Genetic manipulation and engineering

All cells in a multicellular organism originated from a single cell, and through cell division and DNA replication, all cells contain the complete genome. When mutations occur during DNA replication, sometimes there is no impact, sometimes the result is detrimental to the organism and sometimes it is beneficial. Scientists have very recently begun to manipulate the genome of organisms in a process known as genetic engineering. Genetic engineering can involve adding, removing or altering an organism's genome in order to introduce, modify or remove genes, changing the way the organism functions. Genetic engineering has been practised since the 1970s with animals, single-celled organisms and foods. Genetic engineering generally involves introducing genes from one organism into another. The reasons for doing this can vary, but there are many practical applications.

Genetic engineering in single-celled organisms

When insulin was discovered as the treatment for diabetes in 1921, the demand for insulin exceeded the supply, which was originally obtained from the pancreas of slaughtered cows and pigs. In 1978, the first commercially available biosynthetic insulin was produced using genetic engineering, inserting the human insulin gene into bacteria. This process allowed for insulin to be produced on a much larger scale and did not involve the use of animals.

Genetically modified animals

Scientists have successfully made genetically modified mammals such as mice and sheep since the 1980s. The purposes for doing this vary, but originally scientists made GMO mammals to study human illness in animals for research purposes and development of treatment options. GMO animals have also been made in order to boost the nutritional qualities of the foods that they provide to humans.

For example, genes from the roundworm have been inserted into a pig in order to produce higher levels of omega-3 fatty acids, which aids in cardiovascular health. Dairy cows in China and Argentina are being developed with human milk genes with the idea that dairy cows could produce milk similar to human breast milk for human babies where a mother is not capable of breastfeeding. Genetic modification can also help to preserve species that are close to extinction by inserting genes for disease resistance.

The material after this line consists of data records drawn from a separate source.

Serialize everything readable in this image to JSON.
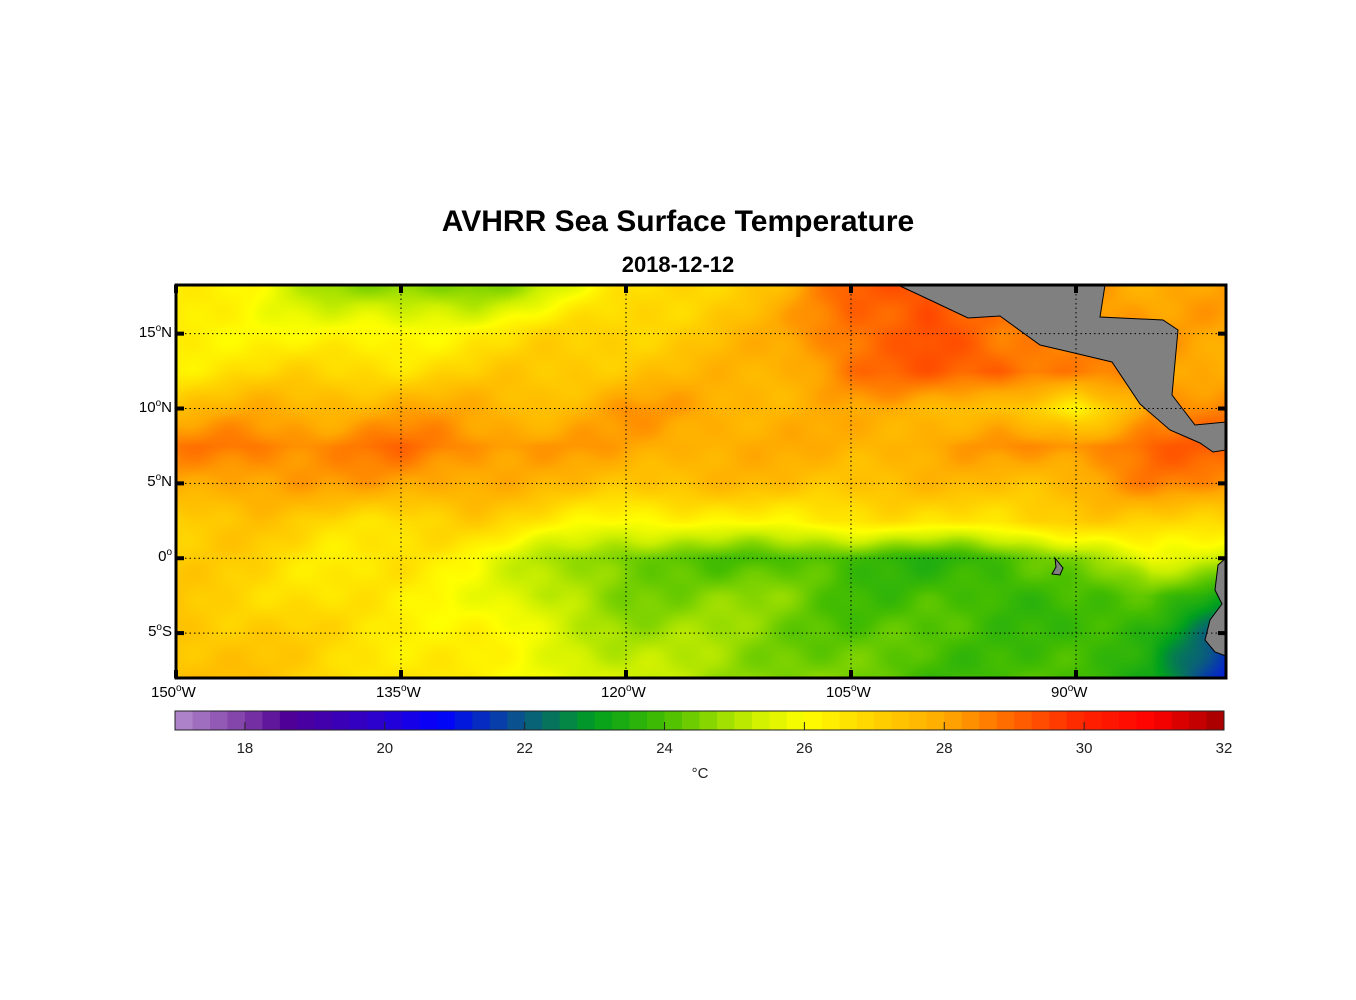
{
  "title": "AVHRR Sea Surface Temperature",
  "subtitle": "2018-12-12",
  "chart_data": {
    "type": "heatmap",
    "title": "AVHRR Sea Surface Temperature",
    "subtitle": "2018-12-12",
    "lon_range": [
      -150,
      -80
    ],
    "lat_range": [
      -8,
      18.25
    ],
    "grid_lons": [
      -150,
      -145,
      -140,
      -135,
      -130,
      -125,
      -120,
      -115,
      -110,
      -105,
      -100,
      -95,
      -90,
      -85,
      -80
    ],
    "grid_lats": [
      18,
      15,
      12.5,
      10,
      7.5,
      5,
      2.5,
      0,
      -2.5,
      -5,
      -8
    ],
    "sst_c": [
      [
        26.3,
        26,
        25,
        24.5,
        24.5,
        25.5,
        26.5,
        27,
        27.5,
        29,
        29.5,
        28.5,
        28.5,
        28,
        28
      ],
      [
        26.2,
        26.3,
        26,
        26,
        26.5,
        26.8,
        27,
        27.3,
        27.8,
        29,
        29.3,
        28.5,
        29,
        28,
        28
      ],
      [
        26.5,
        26.8,
        26.8,
        26.8,
        27,
        27.2,
        27.4,
        27.5,
        27.8,
        28.8,
        29,
        29.2,
        28.5,
        28.3,
        28
      ],
      [
        27.5,
        27.8,
        27.8,
        28,
        27.8,
        27.6,
        28.2,
        28,
        27.8,
        27.8,
        27.8,
        27.5,
        26,
        28.5,
        28.5
      ],
      [
        28.5,
        28.8,
        28.5,
        28.8,
        28.5,
        28.2,
        28,
        28,
        27.8,
        27.8,
        28,
        28.2,
        28.5,
        29,
        29
      ],
      [
        28,
        28.2,
        28,
        28.2,
        28,
        27.5,
        27.5,
        27.5,
        27.5,
        27.5,
        27.5,
        27.5,
        27.8,
        28.5,
        28.5
      ],
      [
        27.2,
        27.3,
        26.8,
        26.8,
        27,
        26.5,
        26,
        26,
        26.3,
        26.5,
        26.5,
        26.8,
        27,
        27,
        27
      ],
      [
        27,
        27,
        26.5,
        26.5,
        26,
        25,
        24.2,
        24.2,
        24,
        23.8,
        23.7,
        23.8,
        24.5,
        26,
        25
      ],
      [
        27.2,
        27,
        26.5,
        26.3,
        26,
        25,
        24.5,
        24.7,
        24.5,
        24,
        24,
        23.6,
        24.2,
        24,
        23
      ],
      [
        27.5,
        27.2,
        26.8,
        26.5,
        26.2,
        25.5,
        25,
        24.8,
        24.5,
        24.2,
        24,
        24,
        23.8,
        23.4,
        22
      ],
      [
        27.5,
        27.3,
        27,
        26.5,
        26.2,
        26,
        25.2,
        25,
        24.7,
        24.3,
        24,
        24,
        23.8,
        23.5,
        21
      ]
    ],
    "x_ticks": [
      {
        "v": -150,
        "d": "150",
        "h": "W"
      },
      {
        "v": -135,
        "d": "135",
        "h": "W"
      },
      {
        "v": -120,
        "d": "120",
        "h": "W"
      },
      {
        "v": -105,
        "d": "105",
        "h": "W"
      },
      {
        "v": -90,
        "d": "90",
        "h": "W"
      }
    ],
    "y_ticks": [
      {
        "v": 15,
        "d": "15",
        "h": "N"
      },
      {
        "v": 10,
        "d": "10",
        "h": "N"
      },
      {
        "v": 5,
        "d": "5",
        "h": "N"
      },
      {
        "v": 0,
        "d": "0",
        "h": ""
      },
      {
        "v": -5,
        "d": "5",
        "h": "S"
      }
    ],
    "colorbar": {
      "range": [
        17,
        32
      ],
      "ticks": [
        "18",
        "20",
        "22",
        "24",
        "26",
        "28",
        "30",
        "32"
      ],
      "label": "°C"
    },
    "land_color": "#808080",
    "grid": "dotted"
  }
}
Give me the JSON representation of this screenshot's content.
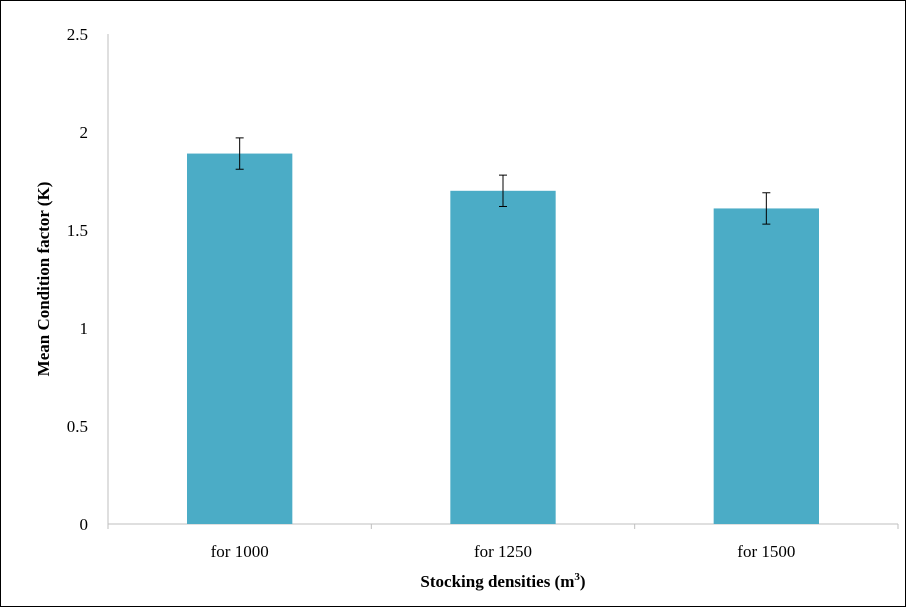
{
  "chart_data": {
    "type": "bar",
    "categories": [
      "for 1000",
      "for 1250",
      "for 1500"
    ],
    "series": [
      {
        "values": [
          1.89,
          1.7,
          1.61
        ],
        "error": [
          0.08,
          0.08,
          0.08
        ],
        "color": "#4bacc6"
      }
    ],
    "xlabel": "Stocking densities (m",
    "xlabel_sup": "3",
    "xlabel_end": ")",
    "ylabel": "Mean Condition factor (K)",
    "ylim": [
      0,
      2.5
    ],
    "yticks": [
      0,
      0.5,
      1,
      1.5,
      2,
      2.5
    ],
    "ytick_labels": [
      "0",
      "0.5",
      "1",
      "1.5",
      "2",
      "2.5"
    ],
    "grid": false,
    "legend": "none"
  }
}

Genetically modified foods

Probably the most commonly genetically modified organisms are plants, especially those grown for food. With the ever-growing population, the demand for food has exceeded the ability for farmers to produce it using conventional farming methods. Technology, specifically genetic engineering, is solving the problem by making crops more resistant to disease, more tolerant to weather changes and more nutritious. In addition, genetic engineering can help to make fruits and vegetables ripen more slowly and have a longer shelf life, reducing the amount of food that is wasted.

The debate about the long-term consumption of genetically modified foods is ongoing. Scientists have developed many fruits and vegetables that have been genetically modified to improve both the quality and the quantity of the crop yield, but it is unknown whether there are long-term health effects from eating these foods. There is the potential for health problems that could arise, such as allergies or digestive problems, from eating GMO foods long-term. Also, if a genetically modified crop is grown near a non-genetically modified crop, there could be cross-pollination between the two strains, resulting in an elimination of the non-genetically modified strain. When a crop is developed to be resistant to a particular insect, that insect might end up losing its only source of food, resulting in extinction and a disruption in the food chain.